When the lacing was all done, I stood up and zombie-walked from the seating area, clunking with unbent legs for a few steps before I summoned the confidence to push off into a glide. I hadn’t been on skates in more than a year and I was pathetically rusty. My wheels bumped along on carpet that had been worn down in balding patches by skaters’ incessant rolling. A few feet ahead, a black transition strip introduced the smooth surface of the skate floor. I hadn’t accumulated enough speed to coast over that tiny hump. I know this now. I didn’t know it then.

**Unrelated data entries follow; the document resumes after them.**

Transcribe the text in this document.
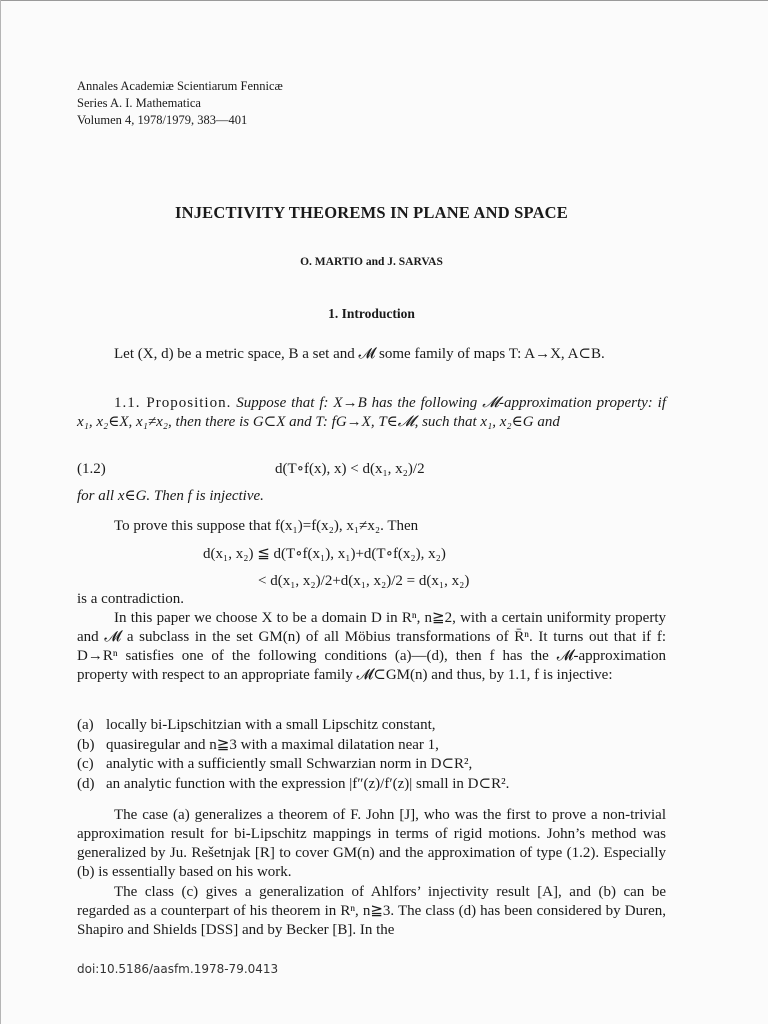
Annales Academiæ Scientiarum Fennicæ
Series A. I. Mathematica
Volumen 4, 1978/1979, 383—401
INJECTIVITY THEOREMS IN PLANE AND SPACE
O. MARTIO and J. SARVAS
1. Introduction

Let (X, d) be a metric space, B a set and 𝓜 some family of maps T: A→X, A⊂B.

1.1. Proposition. Suppose that f: X→B has the following 𝓜-approximation property: if x₁, x₂∈X, x₁≠x₂, then there is G⊂X and T: fG→X, T∈𝓜, such that x₁, x₂∈G and

(1.2)	d(T∘f(x), x) < d(x₁, x₂)/2

for all x∈G. Then f is injective.

To prove this suppose that f(x₁)=f(x₂), x₁≠x₂. Then

d(x₁, x₂) ≦ d(T∘f(x₁), x₁)+d(T∘f(x₂), x₂)
< d(x₁, x₂)/2+d(x₁, x₂)/2 = d(x₁, x₂)

is a contradiction.

In this paper we choose X to be a domain D in Rⁿ, n≧2, with a certain uniformity property and 𝓜 a subclass in the set GM(n) of all Möbius transformations of R̄ⁿ. It turns out that if f: D→Rⁿ satisfies one of the following conditions (a)—(d), then f has the 𝓜-approximation property with respect to an appropriate family 𝓜⊂GM(n) and thus, by 1.1, f is injective:

(a) locally bi-Lipschitzian with a small Lipschitz constant,
(b) quasiregular and n≧3 with a maximal dilatation near 1,
(c) analytic with a sufficiently small Schwarzian norm in D⊂R²,
(d) an analytic function with the expression |f″(z)/f′(z)| small in D⊂R².

The case (a) generalizes a theorem of F. John [J], who was the first to prove a non-trivial approximation result for bi-Lipschitz mappings in terms of rigid motions. John’s method was generalized by Ju. Rešetnjak [R] to cover GM(n) and the approximation of type (1.2). Especially (b) is essentially based on his work.

The class (c) gives a generalization of Ahlfors’ injectivity result [A], and (b) can be regarded as a counterpart of his theorem in Rⁿ, n≧3. The class (d) has been considered by Duren, Shapiro and Shields [DSS] and by Becker [B]. In the

doi:10.5186/aasfm.1978-79.0413
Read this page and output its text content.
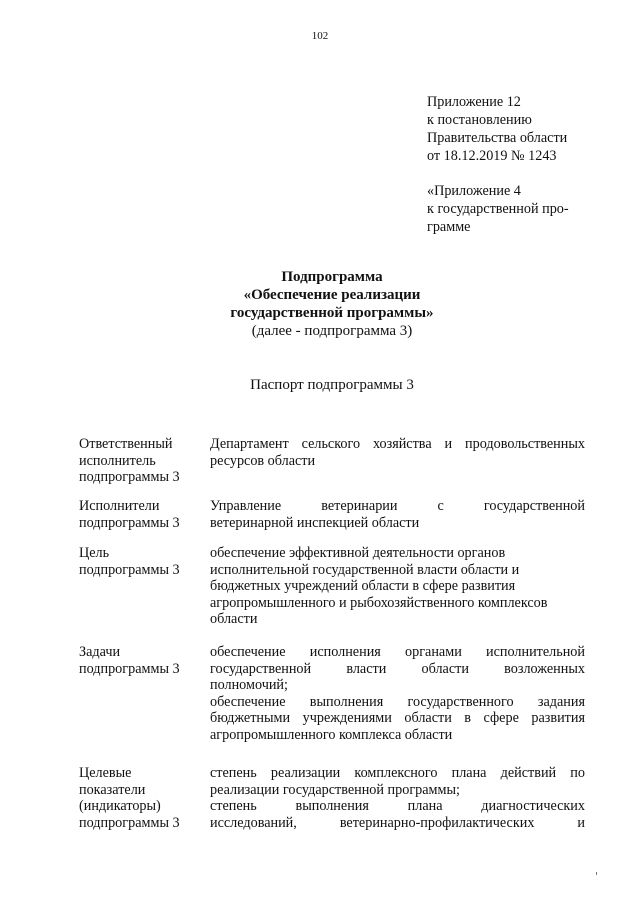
102
Приложение 12
к постановлению
Правительства области
от 18.12.2019 № 1243
«Приложение 4
к государственной про-
грамме
Подпрограмма
«Обеспечение реализации
государственной программы»
(далее - подпрограмма 3)
Паспорт подпрограммы 3
Ответственный
исполнитель
подпрограммы 3
Департамент сельского хозяйства и продовольственных
ресурсов области
Исполнители
подпрограммы 3
Управление ветеринарии с государственной
ветеринарной инспекцией области
Цель
подпрограммы 3
обеспечение эффективной деятельности органов
исполнительной государственной власти области и
бюджетных учреждений области в сфере развития
агропромышленного и рыбохозяйственного комплексов
области
Задачи
подпрограммы 3
обеспечение исполнения органами исполнительной
государственной власти области возложенных
полномочий;
обеспечение выполнения государственного задания
бюджетными учреждениями области в сфере развития
агропромышленного комплекса области
Целевые
показатели
(индикаторы)
подпрограммы 3
степень реализации комплексного плана действий по
реализации государственной программы;
степень выполнения плана диагностических
исследований, ветеринарно-профилактических и
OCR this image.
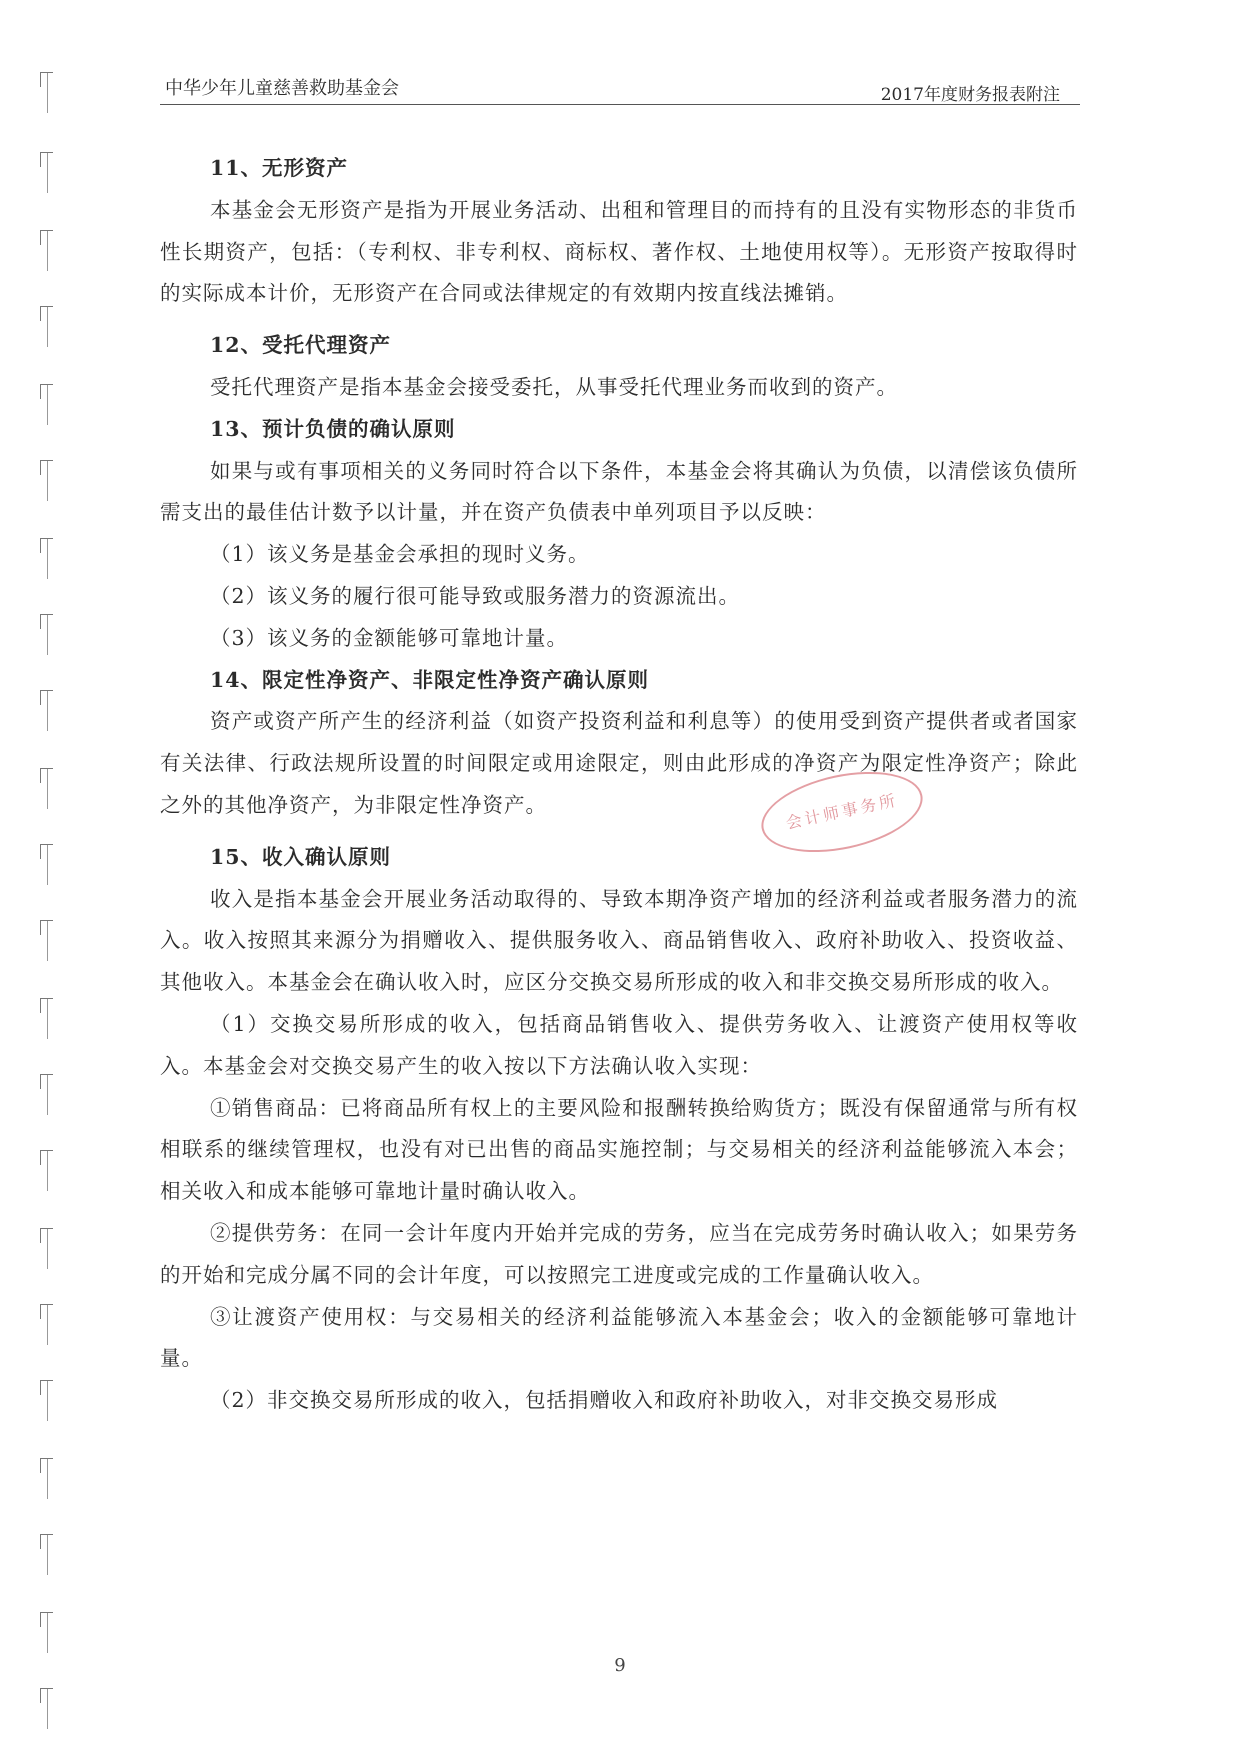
中华少年儿童慈善救助基金会	2017年度财务报表附注

11、无形资产

本基金会无形资产是指为开展业务活动、出租和管理目的而持有的且没有实物形态的非货币性长期资产，包括：（专利权、非专利权、商标权、著作权、土地使用权等）。无形资产按取得时的实际成本计价，无形资产在合同或法律规定的有效期内按直线法摊销。

12、受托代理资产

受托代理资产是指本基金会接受委托，从事受托代理业务而收到的资产。

13、预计负债的确认原则

如果与或有事项相关的义务同时符合以下条件，本基金会将其确认为负债，以清偿该负债所需支出的最佳估计数予以计量，并在资产负债表中单列项目予以反映：

（1）该义务是基金会承担的现时义务。

（2）该义务的履行很可能导致或服务潜力的资源流出。

（3）该义务的金额能够可靠地计量。

14、限定性净资产、非限定性净资产确认原则

资产或资产所产生的经济利益（如资产投资利益和利息等）的使用受到资产提供者或者国家有关法律、行政法规所设置的时间限定或用途限定，则由此形成的净资产为限定性净资产；除此之外的其他净资产，为非限定性净资产。

15、收入确认原则

收入是指本基金会开展业务活动取得的、导致本期净资产增加的经济利益或者服务潜力的流入。收入按照其来源分为捐赠收入、提供服务收入、商品销售收入、政府补助收入、投资收益、其他收入。本基金会在确认收入时，应区分交换交易所形成的收入和非交换交易所形成的收入。

（1）交换交易所形成的收入，包括商品销售收入、提供劳务收入、让渡资产使用权等收入。本基金会对交换交易产生的收入按以下方法确认收入实现：

①销售商品：已将商品所有权上的主要风险和报酬转换给购货方；既没有保留通常与所有权相联系的继续管理权，也没有对已出售的商品实施控制；与交易相关的经济利益能够流入本会；相关收入和成本能够可靠地计量时确认收入。

②提供劳务：在同一会计年度内开始并完成的劳务，应当在完成劳务时确认收入；如果劳务的开始和完成分属不同的会计年度，可以按照完工进度或完成的工作量确认收入。

③让渡资产使用权：与交易相关的经济利益能够流入本基金会；收入的金额能够可靠地计量。

（2）非交换交易所形成的收入，包括捐赠收入和政府补助收入，对非交换交易形成

会计师事务所
9
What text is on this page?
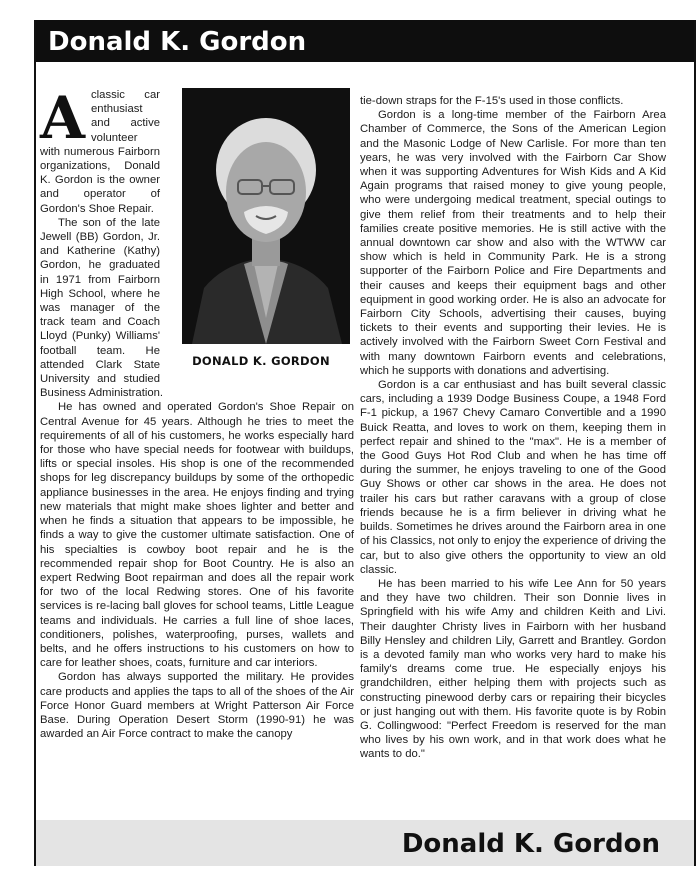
Donald K. Gordon
DONALD K. GORDON
A classic car enthusiast and active volunteer with numerous Fairborn organizations, Donald K. Gordon is the owner and operator of Gordon's Shoe Repair.

The son of the late Jewell (BB) Gordon, Jr. and Katherine (Kathy) Gordon, he graduated in 1971 from Fairborn High School, where he was manager of the track team and Coach Lloyd (Punky) Williams' football team. He attended Clark State University and studied Business Administration.

He has owned and operated Gordon's Shoe Repair on Central Avenue for 45 years. Although he tries to meet the requirements of all of his customers, he works especially hard for those who have special needs for footwear with buildups, lifts or special insoles. His shop is one of the recommended shops for leg discrepancy buildups by some of the orthopedic appliance businesses in the area. He enjoys finding and trying new materials that might make shoes lighter and better and when he finds a situation that appears to be impossible, he finds a way to give the customer ultimate satisfaction. One of his specialties is cowboy boot repair and he is the recommended repair shop for Boot Country. He is also an expert Redwing Boot repairman and does all the repair work for two of the local Redwing stores. One of his favorite services is re-lacing ball gloves for school teams, Little League teams and individuals. He carries a full line of shoe laces, conditioners, polishes, waterproofing, purses, wallets and belts, and he offers instructions to his customers on how to care for leather shoes, coats, furniture and car interiors.

Gordon has always supported the military. He provides care products and applies the taps to all of the shoes of the Air Force Honor Guard members at Wright Patterson Air Force Base. During Operation Desert Storm (1990-91) he was awarded an Air Force contract to make the canopy

tie-down straps for the F-15's used in those conflicts.

Gordon is a long-time member of the Fairborn Area Chamber of Commerce, the Sons of the American Legion and the Masonic Lodge of New Carlisle. For more than ten years, he was very involved with the Fairborn Car Show when it was supporting Adventures for Wish Kids and A Kid Again programs that raised money to give young people, who were undergoing medical treatment, special outings to give them relief from their treatments and to help their families create positive memories. He is still active with the annual downtown car show and also with the WTWW car show which is held in Community Park. He is a strong supporter of the Fairborn Police and Fire Departments and their causes and keeps their equipment bags and other equipment in good working order. He is also an advocate for Fairborn City Schools, advertising their causes, buying tickets to their events and supporting their levies. He is actively involved with the Fairborn Sweet Corn Festival and with many downtown Fairborn events and celebrations, which he supports with donations and advertising.

Gordon is a car enthusiast and has built several classic cars, including a 1939 Dodge Business Coupe, a 1948 Ford F-1 pickup, a 1967 Chevy Camaro Convertible and a 1990 Buick Reatta, and loves to work on them, keeping them in perfect repair and shined to the "max". He is a member of the Good Guys Hot Rod Club and when he has time off during the summer, he enjoys traveling to one of the Good Guy Shows or other car shows in the area. He does not trailer his cars but rather caravans with a group of close friends because he is a firm believer in driving what he builds. Sometimes he drives around the Fairborn area in one of his Classics, not only to enjoy the experience of driving the car, but to also give others the opportunity to view an old classic.

He has been married to his wife Lee Ann for 50 years and they have two children. Their son Donnie lives in Springfield with his wife Amy and children Keith and Livi. Their daughter Christy lives in Fairborn with her husband Billy Hensley and children Lily, Garrett and Brantley. Gordon is a devoted family man who works very hard to make his family's dreams come true. He especially enjoys his grandchildren, either helping them with projects such as constructing pinewood derby cars or repairing their bicycles or just hanging out with them. His favorite quote is by Robin G. Collingwood: "Perfect Freedom is reserved for the man who lives by his own work, and in that work does what he wants to do."

Donald K. Gordon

My stride was broken, and I launched into convulsions, lurches and wobbles, flailing like one of those huge dancing inflatables at car dealerships that bend and sway in the wind. Small children instinctively scurried out of my path, and I pleaded “excuse me” to others who didn’t see their impending doom coming up from behind. Every effort to correct myself only made an inevitable fall seem even more inevitable. I clamored for the wall and stopped only when the side of my face smacked into its cool concrete. I hadn’t destroyed myself or anybody else. God was still in the business of saving lives.

It wasn’t that I didn’t know how to skate. I’d gone to skating parties since I was in second or third grade. When I got older, my friends and I would strategize where we were most likely to be spotted by boys we thought were cute in hopes that they would ask us to couple’s skate when the overhead lights dimmed and Tevin Campbell’s “Can We Talk” cut through the speakers. I wasn’t a fantastic skater who could dance and jump and whip around other folks with speed, precision and soul. I just always loved to do it, mediocre as I was, and I never lost that love when I became an adult.

I can’t remember how my friend Chrystal and I decided we were going to start taking lessons. We could have chatted about it in a Facebook post or mentioned it in a passing text. It doesn’t really matter. She wanted to get back into skating and I did, too. She wanted to be a better skater and I did, too. I’d stopped skating because long gaps between sessions made finding and getting my groove difficult, and that depleted the fun. So Chrystal and I made an on-the-spot commitment to our sport and to each other as learning/accountability partners.

One Saturday morning in January, I pulled on leggings, a sweatshirt and a heavy coat, defied my detestation of cold air and wintry weather, and met her at Temple Hills Skate Palace in Maryland, just over the Washington, D.C. line. The instructor explained that there were coned-off areas designated for beginner adults here and intermediate adults there. I started from scratch, continuing the Saturday morning lessons and practicing at least one weekday.

Eleven months later, I’m still not a fantastic skater. You won’t see me bust any flashy moves because I’m just trying to get from point A to point B without incident. I’ll be doing great if I can pivot in one continuous motion without having to stop, scissor my legs without tripping myself or anyone else or maybe dance and bop a little when a good song comes on. But I have learned how to skate backward and I’m getting better at my crossover when I go around curves. Before I’d been too afraid to lift either foot off the ground, even for seconds. Now I’m conquering fears, those tiny, fractious impositions on my self-assurance that make me wary of attempting even small things so I, of course, never attempt big things.

But just as important as the actual skill-building, I committed to doing something I said I wanted to do, and I am consistent and faithful to it. I’ve had a spark of passion about sewing and photography and cooking and painting and shooting pool and yoga practice and reading more books and learning new languages, and I haven’t progressed in any of those areas. I’ve contaminated so many hobbies with the expectation of being excellent that they became weighted and tedious. In 2015, I registered for African dance classes after years of wanting to try them, and I quit in 2016 because I was awkward and felt like a disappointment to the ancestors. Skating makes me young and free and joyful. Maybe this assiduity will spread to other interests I just couldn’t infuse with this kind of stick-with-it-ness.

A few months ago, I did take a fall. Another one of those worrisome transition strips took me out as I rolled to the back of the rink and I landed on my left kneehard. I didn’t think about anything except getting back up and, in the urgency of the moment, I found myself crawling up the length of a leg that belonged to a stranger. I looked up and a boy, maybe 13 or 14 years old, was watching me use his calf as a crutch. “You alright?” he asked downward. I bust out laughing, and he was kind enough to help me scramble to an upright position. I stood like a newborn baby deer on uncertain legs that seemed determined to buckle or go in opposite directions or do just about anything other than what I wanted them to do.

I took my skates off for that day. But I put them back on the next Saturday. I don’t want to be controlled by apprehensions about failing or falling, in skating or anywhere else.